Posted on Thursday, 14 April 2011 16:08

As election season continues in Nigeria, we canvassed Nigerians from across the country for their top priorities. They want their children to protected and their clinics properly funded.

Nigeria will fund primary health-care centres properly, make nutrition a priority and fight malaria.

The health statistics in Nigeria make chilling reading. ­Malaria scythes its way through the population, hitting the most vulnerable hardest. UNICEF says it kills 250,000 children under the age of five each year, a scandal in a country where foreign-exchange reserves topped $60bn in 2008. Mortality levels are among the highest in the world, with life expectancy at 48 years. Preventable diseases find easy victims in Nigeria – and rapid urbanisation is creating fresh problems.
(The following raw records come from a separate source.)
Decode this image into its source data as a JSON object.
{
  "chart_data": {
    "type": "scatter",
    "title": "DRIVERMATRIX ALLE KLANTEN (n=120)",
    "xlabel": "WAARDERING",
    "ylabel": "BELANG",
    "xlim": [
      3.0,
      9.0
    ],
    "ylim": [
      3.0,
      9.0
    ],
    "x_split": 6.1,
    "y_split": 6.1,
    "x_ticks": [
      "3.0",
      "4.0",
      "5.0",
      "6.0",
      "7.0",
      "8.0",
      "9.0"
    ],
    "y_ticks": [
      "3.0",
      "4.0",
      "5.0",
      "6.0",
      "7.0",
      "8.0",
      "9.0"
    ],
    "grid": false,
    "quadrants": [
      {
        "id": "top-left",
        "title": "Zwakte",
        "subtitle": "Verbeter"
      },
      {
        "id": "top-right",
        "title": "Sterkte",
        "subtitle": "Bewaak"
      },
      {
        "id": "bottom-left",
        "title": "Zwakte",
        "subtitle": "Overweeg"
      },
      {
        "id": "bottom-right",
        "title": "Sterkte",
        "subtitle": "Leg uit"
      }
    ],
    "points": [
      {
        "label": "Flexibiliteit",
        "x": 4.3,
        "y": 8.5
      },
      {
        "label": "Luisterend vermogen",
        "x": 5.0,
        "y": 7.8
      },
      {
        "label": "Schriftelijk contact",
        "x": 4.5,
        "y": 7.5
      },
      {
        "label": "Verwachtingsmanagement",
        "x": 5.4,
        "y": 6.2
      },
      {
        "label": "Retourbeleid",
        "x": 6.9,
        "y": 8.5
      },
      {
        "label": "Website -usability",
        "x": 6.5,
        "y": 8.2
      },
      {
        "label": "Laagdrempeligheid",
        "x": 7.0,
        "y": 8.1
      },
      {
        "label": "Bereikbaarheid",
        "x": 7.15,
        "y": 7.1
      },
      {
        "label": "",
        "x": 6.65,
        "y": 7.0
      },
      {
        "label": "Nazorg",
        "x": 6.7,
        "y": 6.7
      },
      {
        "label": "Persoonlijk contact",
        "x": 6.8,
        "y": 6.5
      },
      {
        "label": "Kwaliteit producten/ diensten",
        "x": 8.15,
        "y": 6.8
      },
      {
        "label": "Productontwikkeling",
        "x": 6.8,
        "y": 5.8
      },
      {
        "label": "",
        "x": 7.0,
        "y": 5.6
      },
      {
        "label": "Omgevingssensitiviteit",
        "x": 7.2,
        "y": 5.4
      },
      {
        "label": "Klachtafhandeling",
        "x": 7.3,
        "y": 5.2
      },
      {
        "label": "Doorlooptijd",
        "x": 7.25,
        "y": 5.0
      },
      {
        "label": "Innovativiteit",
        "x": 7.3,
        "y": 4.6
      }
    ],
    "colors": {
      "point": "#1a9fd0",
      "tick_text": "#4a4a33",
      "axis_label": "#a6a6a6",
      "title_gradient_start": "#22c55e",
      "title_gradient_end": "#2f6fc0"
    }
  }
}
A key demand of all Nigerians is that the corruption and waste in Nigeria needs to be stopped and the national cake shared more equitably, because at a fundamental level, the poorer you are, the more vulnerable you are to infection. “The poverty among these people has to be seen to be believed,” says retired Major General Mohammed Garba, an Action Congress of Nigeria senatorial candidate in Niger State. “In these villages, there are no roads, no clean water, their wards are taught under trees and there aren’t even the most rudimentary health facilities.”?

As incomes slowly rise, Nigerians are spending more on health care, according to Nigeria’s new consumer price index. In the absence of functioning primary health-care clinics, hapless individuals fall prey to quack professionals posing as doctors or auxiliary nurses. Ikenna Mbonu, a pharmacist, warns that counterfeit medicines still flood Nigeria.

A foundation for improving health is better nutrition. “It has been consistently argued that when an individual is employed and earns a decent remuneration, he will not only feed himself but will also feed his family – a situation whose positive spiral effects are in the country’s long-term development interests,” says Lagos activist Yemisi Ransome-Kuti.

Chairman of the Medical and Dental Council of Nigeria Shima Gyoh says political and governance problems are blocking improvements. “Unless Nigeria greatly strengthens its local government, health care should become the responsibility of state or federal government. If this is not done urgently, the implementation of primary health care will remain deplorable. Lack of understanding of primary health care has caused much damage: it is regarded as an inferior service you adopt when you cannot afford a better one. It is being choked to death.”